Whenever a valid update is received from a neighbor, the update, invalid and flush timer resets to 0. The hold down timer resets to 0 whenever a metric value decreases.

RIP uses hop count as the metric. So in case, a prefix is received from multiple paths, the prefix with a smaller no of hops will be preferred. RIP allows up to 15 hops. 16 hops and above are considered to be infinite, and those routes are deemed to be unreachable. This limit in the number of hops prevents loops. Unlike other protocols like OSPF and ISIS, which are link state protocols and whose implementation itself ensures loop-free network, RIP uses some specific concepts which help in loop prevention. This makes RIP a great protocol in terms of implementation, but this also introduces a more substantial convergence time.

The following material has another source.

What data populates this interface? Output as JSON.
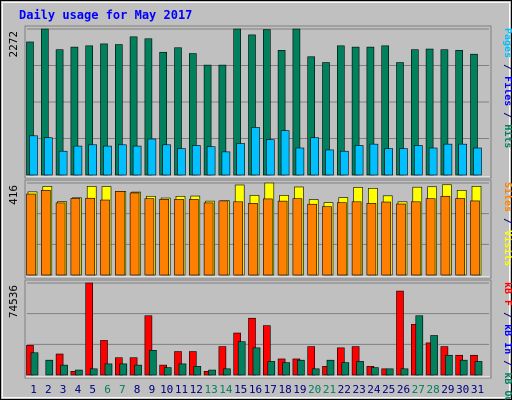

Loop Prevention Concepts in RIP

  1. Split Horizon – Even though in RIP the entire routing table is sent to the neighbors, RIP omits the routes which has been advertised by the neighbor to whom the update is being sent. In other words, if the outgoing interface of a route matches the interface out of which the new update is to be sent, then that route is omitted.
  2. Route Poisoning – When a route’s reachability fails, the update is sent with the metric of that route as 16 (infinite) thereby specifying to the neighbors that the route is unreachable.
  3. Poison Reverse – In this case, the route with an infinite metric is advertised out the same interface through which it is received with the same infinite metric. Split Horizon with Poison Reverse is used together in most of the cases.